People want to progress and prosper in life. They have different goals and aspirations to achieve and want to live a happy and stress-free life after retirement. They want to get the best facilities, study in the best schools and colleges, work for the most renowned firms, and earn as much as they desire. The ladder of success does not stop there. Most also work abroad and have their families residing in India.
Monetary requirements can arise at any time without warning. Hence, it is safer to keep some funds aside as savings to meet emergency expenses and other immediate fund requirements. Individuals living abroad can send money to India to help support their families living expenses and keep them financially secure.
Money transfer to India can be costly, slow, and inconvenient; or cheap, fast, and convenient, based on the suitability of the method as per the requirements. Each method has its advantages and disadvantages. Here are the popular ways to transfer money:
- Electronic fund transfers (account transfers): It refers to money transferred directly from the sender’s account to the creditor’s account. Also known as international money transfer, it is a popular option due to its convenience and security. However, it can often be expensive.

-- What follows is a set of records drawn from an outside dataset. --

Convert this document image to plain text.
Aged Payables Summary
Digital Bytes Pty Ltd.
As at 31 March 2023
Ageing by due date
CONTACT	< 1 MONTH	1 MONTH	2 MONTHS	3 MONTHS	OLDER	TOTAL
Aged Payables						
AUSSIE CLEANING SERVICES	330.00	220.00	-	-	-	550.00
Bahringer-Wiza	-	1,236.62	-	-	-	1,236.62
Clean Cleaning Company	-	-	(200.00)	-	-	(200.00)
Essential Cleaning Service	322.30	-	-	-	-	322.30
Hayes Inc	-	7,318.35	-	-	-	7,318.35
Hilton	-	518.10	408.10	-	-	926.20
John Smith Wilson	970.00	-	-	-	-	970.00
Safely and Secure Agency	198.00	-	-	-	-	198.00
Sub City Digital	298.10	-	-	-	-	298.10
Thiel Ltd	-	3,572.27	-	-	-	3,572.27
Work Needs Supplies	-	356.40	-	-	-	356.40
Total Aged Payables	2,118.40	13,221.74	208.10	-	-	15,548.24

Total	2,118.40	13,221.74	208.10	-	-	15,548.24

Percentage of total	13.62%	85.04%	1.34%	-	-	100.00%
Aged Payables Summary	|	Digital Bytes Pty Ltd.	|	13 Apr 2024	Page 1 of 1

Sending money to India can take several days to go through, and there are significant variations in cost due to fluctuating foreign exchange rates. Besides, the fees charged by both the sender’s bank as well as the recipient’s bank can be high, which can drive up the overall cost of the transaction.

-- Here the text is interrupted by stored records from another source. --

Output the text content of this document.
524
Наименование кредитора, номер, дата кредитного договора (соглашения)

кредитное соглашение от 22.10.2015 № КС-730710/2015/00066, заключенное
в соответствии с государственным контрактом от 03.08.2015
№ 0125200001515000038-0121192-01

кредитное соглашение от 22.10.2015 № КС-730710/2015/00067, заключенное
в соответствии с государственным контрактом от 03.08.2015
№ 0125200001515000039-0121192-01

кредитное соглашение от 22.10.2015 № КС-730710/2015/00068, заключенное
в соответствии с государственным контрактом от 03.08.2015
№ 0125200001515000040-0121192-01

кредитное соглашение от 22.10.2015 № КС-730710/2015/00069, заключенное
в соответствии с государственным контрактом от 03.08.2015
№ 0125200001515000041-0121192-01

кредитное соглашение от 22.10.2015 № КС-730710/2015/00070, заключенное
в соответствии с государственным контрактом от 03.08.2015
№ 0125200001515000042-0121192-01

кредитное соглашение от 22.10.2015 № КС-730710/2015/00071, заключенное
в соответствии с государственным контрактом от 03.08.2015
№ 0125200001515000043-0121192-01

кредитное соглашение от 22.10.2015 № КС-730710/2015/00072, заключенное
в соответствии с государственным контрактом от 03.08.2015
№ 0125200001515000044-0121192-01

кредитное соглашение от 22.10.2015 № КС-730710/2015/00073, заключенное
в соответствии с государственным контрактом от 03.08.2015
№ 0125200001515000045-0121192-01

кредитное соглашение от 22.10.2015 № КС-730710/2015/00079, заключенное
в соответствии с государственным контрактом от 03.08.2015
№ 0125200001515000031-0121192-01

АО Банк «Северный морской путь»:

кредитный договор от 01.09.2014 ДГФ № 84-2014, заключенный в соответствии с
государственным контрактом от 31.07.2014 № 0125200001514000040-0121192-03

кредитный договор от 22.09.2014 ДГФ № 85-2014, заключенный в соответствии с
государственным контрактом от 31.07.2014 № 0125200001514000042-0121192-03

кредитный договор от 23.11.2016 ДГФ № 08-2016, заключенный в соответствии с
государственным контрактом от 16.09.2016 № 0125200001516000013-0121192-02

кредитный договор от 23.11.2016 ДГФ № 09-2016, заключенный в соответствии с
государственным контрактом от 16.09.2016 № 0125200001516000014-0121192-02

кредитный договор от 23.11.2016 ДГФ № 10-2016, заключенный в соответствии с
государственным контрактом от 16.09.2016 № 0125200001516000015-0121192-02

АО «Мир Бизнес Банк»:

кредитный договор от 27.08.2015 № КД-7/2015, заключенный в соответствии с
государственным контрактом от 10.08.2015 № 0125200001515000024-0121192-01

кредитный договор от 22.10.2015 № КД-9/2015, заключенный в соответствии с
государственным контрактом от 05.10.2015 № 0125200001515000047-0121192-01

- International money transfer operators: Traditionally, sending money abroad was a challenging task. It was expensive and involved several intermediaries. With the arrival of international money transfer operators, the process has become simple. Money transfer services offered by IMTOs are one of the most attractive ways to remit money to India because most of them can provide cheaper and faster transfers with different options to receive money. Send it to a bank account or collect it in cash in India.
Remittance companies still charge a fee to transact money to India. But the degree of margin involved is significantly less when compared to banks. International payments are the core service of IMTOs, so they try to find the best exchange rates possible. Banks are relatively diverse organisations with larger product offerings and tend to focus less on international exchange rates.